Las dificultades del entrenamiento complicaron el esfuerzo. Aunque el aumento de los ataques “azul sobre verde” de los soldados afganos contra el personal estadounidense causó un número limitado de bajas en general, contribuyó a crear desconfianza y distancia, lo que dificultó la colaboración y empujó a las organizaciones a realizar esfuerzos separados y complementarios en lugar de un esfuerzo único y cohesionado. Asimismo, la tendencia de los pilotos y soldados afganos entrenados en Estados Unidos a buscar asilo en lugar de regresar a Afganistán dificultó la creación de una organización de combate independiente.

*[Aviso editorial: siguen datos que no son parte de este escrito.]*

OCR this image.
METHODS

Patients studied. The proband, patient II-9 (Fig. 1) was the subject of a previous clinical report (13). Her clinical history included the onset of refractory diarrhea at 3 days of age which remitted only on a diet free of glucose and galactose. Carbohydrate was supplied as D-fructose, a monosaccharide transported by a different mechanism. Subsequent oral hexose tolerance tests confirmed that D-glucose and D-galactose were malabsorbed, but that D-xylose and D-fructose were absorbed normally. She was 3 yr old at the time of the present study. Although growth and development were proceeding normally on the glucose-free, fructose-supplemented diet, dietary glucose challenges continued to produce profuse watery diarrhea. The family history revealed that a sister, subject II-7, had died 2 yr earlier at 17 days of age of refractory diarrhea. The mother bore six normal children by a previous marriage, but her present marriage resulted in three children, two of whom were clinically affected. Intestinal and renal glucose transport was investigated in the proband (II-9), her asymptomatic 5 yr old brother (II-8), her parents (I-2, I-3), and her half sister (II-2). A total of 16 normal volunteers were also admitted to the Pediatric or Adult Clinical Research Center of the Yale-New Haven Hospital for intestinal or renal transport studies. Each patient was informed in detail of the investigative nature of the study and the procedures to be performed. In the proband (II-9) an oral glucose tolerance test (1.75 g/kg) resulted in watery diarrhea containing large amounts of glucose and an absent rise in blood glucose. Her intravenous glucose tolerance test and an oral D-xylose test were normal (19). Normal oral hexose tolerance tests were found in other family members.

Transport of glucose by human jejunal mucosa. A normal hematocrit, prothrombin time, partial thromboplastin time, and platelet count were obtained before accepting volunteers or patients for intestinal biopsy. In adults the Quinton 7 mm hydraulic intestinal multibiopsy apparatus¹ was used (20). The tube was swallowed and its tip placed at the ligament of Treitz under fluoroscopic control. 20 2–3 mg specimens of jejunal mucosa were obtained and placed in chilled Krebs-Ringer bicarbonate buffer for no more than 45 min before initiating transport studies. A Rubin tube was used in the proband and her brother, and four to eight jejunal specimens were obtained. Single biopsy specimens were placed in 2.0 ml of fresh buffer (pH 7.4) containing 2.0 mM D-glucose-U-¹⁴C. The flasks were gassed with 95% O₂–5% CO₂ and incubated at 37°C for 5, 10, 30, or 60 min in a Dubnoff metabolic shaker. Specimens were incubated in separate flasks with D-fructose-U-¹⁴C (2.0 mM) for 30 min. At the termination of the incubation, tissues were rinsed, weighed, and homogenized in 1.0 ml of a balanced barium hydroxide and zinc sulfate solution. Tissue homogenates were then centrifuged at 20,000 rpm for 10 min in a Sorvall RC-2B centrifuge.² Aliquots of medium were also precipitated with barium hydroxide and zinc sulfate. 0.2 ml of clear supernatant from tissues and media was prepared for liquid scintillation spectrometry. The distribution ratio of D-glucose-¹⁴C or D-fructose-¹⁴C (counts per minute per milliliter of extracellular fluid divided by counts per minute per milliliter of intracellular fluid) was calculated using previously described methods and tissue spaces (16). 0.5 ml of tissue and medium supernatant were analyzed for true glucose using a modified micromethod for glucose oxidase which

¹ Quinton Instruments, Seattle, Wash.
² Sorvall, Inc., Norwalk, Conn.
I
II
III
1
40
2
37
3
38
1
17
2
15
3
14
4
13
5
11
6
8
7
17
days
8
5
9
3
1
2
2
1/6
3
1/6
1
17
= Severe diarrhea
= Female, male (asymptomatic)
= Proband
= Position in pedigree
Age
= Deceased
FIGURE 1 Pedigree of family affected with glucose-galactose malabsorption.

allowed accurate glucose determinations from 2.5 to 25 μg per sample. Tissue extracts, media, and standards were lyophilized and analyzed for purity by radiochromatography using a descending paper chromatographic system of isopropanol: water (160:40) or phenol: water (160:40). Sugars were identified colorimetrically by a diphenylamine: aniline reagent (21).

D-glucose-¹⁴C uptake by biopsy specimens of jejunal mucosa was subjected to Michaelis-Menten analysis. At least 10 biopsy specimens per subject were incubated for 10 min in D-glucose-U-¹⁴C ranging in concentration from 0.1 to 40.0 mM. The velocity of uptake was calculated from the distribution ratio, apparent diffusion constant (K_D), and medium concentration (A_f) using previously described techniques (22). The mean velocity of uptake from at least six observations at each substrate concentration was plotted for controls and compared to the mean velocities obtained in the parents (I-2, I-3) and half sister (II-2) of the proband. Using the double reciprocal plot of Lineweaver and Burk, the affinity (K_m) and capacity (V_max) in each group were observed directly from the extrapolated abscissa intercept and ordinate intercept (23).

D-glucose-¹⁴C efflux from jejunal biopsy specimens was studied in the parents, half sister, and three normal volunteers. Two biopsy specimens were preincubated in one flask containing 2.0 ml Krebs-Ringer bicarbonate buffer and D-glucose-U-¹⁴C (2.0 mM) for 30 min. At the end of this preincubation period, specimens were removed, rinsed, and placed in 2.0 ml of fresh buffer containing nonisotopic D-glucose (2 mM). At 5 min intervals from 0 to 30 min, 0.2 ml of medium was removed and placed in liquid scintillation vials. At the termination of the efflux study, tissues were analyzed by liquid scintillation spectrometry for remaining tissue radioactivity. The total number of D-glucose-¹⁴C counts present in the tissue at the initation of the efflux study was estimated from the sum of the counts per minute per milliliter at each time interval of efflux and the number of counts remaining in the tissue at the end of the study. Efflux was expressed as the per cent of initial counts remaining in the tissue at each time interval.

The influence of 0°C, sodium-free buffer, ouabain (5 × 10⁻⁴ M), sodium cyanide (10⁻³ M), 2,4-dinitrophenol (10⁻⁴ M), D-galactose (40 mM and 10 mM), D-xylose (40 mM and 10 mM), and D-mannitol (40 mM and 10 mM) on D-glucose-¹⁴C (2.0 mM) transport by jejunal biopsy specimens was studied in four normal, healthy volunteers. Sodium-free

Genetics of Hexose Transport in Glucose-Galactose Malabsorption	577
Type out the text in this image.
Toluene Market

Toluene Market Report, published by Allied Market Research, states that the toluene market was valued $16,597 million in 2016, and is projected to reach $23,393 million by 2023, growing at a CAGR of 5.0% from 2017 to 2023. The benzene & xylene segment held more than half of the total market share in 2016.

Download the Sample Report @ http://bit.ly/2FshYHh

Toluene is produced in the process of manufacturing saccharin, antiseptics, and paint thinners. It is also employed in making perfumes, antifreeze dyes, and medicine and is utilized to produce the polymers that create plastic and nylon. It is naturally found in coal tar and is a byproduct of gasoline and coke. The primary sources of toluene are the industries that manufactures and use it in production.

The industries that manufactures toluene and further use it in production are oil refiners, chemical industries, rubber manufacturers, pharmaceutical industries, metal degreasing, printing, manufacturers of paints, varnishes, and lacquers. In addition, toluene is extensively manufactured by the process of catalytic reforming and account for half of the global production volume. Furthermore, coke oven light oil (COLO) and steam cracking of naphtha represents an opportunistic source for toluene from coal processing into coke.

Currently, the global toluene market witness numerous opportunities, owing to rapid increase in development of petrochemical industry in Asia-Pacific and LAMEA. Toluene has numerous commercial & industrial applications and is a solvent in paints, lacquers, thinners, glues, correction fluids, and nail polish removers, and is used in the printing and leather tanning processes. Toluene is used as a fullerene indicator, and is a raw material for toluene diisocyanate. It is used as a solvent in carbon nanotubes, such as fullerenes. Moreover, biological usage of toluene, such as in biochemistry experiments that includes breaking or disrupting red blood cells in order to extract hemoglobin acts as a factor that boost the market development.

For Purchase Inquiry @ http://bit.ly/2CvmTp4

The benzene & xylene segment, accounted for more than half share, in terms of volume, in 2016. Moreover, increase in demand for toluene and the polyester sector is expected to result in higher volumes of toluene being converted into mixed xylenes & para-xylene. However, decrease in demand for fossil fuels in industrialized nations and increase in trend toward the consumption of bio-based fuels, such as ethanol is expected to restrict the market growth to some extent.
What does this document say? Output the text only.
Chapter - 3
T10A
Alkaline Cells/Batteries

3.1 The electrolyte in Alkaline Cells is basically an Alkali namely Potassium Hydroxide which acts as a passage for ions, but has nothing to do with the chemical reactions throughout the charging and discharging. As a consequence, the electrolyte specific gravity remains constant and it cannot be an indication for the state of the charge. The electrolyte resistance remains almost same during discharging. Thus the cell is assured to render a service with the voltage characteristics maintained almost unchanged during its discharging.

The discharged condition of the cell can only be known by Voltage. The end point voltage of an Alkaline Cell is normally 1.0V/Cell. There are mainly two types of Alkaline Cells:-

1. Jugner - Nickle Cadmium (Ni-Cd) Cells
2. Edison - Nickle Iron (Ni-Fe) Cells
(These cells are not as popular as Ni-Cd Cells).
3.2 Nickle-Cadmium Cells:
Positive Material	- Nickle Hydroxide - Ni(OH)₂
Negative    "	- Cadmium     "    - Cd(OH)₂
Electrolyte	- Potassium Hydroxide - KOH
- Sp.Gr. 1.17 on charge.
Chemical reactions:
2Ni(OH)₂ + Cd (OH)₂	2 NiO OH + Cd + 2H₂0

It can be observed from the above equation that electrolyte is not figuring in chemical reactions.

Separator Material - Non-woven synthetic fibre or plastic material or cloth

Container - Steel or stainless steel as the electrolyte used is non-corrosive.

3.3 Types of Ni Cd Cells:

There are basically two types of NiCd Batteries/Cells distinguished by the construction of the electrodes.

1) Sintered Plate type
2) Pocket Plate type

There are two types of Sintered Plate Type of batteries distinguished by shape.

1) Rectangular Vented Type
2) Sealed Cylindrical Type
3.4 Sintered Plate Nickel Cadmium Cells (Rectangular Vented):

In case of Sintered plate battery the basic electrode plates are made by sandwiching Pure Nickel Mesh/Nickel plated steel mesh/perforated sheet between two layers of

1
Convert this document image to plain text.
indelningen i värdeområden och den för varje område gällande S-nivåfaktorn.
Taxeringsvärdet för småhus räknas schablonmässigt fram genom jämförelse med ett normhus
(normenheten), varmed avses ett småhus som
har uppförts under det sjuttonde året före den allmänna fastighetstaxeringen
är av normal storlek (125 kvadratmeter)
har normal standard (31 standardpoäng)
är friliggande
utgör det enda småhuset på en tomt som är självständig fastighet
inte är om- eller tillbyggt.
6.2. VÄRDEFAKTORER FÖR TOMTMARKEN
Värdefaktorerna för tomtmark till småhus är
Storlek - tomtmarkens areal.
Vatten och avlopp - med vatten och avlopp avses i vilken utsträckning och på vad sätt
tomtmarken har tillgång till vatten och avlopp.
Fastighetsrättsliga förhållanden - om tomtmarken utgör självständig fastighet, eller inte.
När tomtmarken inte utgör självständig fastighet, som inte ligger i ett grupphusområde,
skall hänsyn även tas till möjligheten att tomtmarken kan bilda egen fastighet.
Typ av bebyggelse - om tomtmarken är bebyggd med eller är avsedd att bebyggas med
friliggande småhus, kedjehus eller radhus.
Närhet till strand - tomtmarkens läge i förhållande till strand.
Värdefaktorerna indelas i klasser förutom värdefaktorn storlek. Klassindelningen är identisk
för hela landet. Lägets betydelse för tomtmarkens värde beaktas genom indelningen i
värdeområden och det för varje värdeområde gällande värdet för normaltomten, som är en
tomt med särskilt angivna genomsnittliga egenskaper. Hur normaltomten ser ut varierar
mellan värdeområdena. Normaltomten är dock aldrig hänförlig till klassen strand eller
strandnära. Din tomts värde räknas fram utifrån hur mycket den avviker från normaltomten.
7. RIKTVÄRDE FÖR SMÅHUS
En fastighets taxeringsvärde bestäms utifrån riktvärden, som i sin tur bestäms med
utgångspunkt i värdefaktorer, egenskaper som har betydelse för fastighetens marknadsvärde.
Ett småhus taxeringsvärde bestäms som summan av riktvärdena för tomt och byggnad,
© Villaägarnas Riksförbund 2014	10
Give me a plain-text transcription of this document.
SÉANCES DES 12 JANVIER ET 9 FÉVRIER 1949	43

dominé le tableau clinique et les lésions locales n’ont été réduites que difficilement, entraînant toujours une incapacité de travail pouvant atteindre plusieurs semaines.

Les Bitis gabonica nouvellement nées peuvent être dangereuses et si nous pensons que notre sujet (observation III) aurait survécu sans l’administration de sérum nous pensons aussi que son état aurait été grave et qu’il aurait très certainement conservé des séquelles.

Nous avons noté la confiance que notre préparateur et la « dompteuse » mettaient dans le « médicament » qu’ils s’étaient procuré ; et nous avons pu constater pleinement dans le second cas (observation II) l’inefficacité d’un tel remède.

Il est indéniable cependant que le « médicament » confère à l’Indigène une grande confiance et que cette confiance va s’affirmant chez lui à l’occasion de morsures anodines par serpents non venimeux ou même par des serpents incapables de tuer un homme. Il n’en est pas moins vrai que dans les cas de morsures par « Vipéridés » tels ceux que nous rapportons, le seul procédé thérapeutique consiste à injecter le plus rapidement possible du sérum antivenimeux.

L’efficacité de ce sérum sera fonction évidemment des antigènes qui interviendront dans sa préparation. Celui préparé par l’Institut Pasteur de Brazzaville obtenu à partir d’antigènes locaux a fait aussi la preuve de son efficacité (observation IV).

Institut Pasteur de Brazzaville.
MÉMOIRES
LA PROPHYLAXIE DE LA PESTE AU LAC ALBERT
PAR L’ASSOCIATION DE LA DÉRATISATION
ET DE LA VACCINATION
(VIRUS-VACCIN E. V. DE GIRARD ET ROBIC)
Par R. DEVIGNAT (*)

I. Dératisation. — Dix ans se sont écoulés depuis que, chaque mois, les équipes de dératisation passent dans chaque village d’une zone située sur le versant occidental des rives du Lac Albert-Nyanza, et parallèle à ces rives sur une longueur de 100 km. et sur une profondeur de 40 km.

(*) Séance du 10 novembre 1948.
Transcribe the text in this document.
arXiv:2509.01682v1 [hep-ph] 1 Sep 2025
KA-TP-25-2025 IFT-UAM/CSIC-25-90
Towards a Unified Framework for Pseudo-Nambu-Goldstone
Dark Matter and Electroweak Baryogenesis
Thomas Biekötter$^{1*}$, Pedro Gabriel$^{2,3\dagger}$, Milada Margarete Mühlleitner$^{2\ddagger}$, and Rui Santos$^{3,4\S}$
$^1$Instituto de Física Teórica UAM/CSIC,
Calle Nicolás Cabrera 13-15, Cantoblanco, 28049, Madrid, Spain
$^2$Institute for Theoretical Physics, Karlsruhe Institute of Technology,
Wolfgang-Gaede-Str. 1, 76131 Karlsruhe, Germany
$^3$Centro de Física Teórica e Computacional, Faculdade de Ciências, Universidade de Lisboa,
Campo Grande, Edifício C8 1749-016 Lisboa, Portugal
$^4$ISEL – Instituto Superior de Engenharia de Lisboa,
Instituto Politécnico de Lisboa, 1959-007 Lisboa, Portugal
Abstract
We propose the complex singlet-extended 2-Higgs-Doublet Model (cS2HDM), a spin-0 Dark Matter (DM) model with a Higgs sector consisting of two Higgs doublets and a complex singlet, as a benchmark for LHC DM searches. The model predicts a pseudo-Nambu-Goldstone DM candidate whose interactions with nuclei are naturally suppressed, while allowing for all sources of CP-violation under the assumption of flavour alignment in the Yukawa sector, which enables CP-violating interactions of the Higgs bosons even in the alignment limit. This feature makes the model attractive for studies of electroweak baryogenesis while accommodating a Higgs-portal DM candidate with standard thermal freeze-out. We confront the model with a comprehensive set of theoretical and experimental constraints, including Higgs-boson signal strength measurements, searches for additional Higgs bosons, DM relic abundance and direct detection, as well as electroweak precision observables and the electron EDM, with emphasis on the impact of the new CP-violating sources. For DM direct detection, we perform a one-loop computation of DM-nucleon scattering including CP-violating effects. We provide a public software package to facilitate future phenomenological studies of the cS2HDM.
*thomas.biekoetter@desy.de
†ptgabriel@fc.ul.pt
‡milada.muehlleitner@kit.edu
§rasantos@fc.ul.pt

El colapso final de la confianza fue decisivo. Elementos clave del gobierno de Kabul aparentemente nunca creyeron que Estados Unidos realmente se iría, a pesar de las acciones de los presidentes Trump y Biden. Esto les dejó sin preparación para tomar decisiones estratégicas difíciles y dolorosas sobre cómo y qué defender. Los funcionarios estadounidenses, tanto diplomáticos como militares, indudablemente instigaron esto. Sin duda hay un grado de autoengaño en esto, pero el autoengaño es a menudo necesario para conseguir que un ejército luche en circunstancias desfavorables. Una evaluación clara de la situación podría haber provocado un colapso aún más rápido del gobierno y una situación aún más complicada en el aeropuerto de Kabul.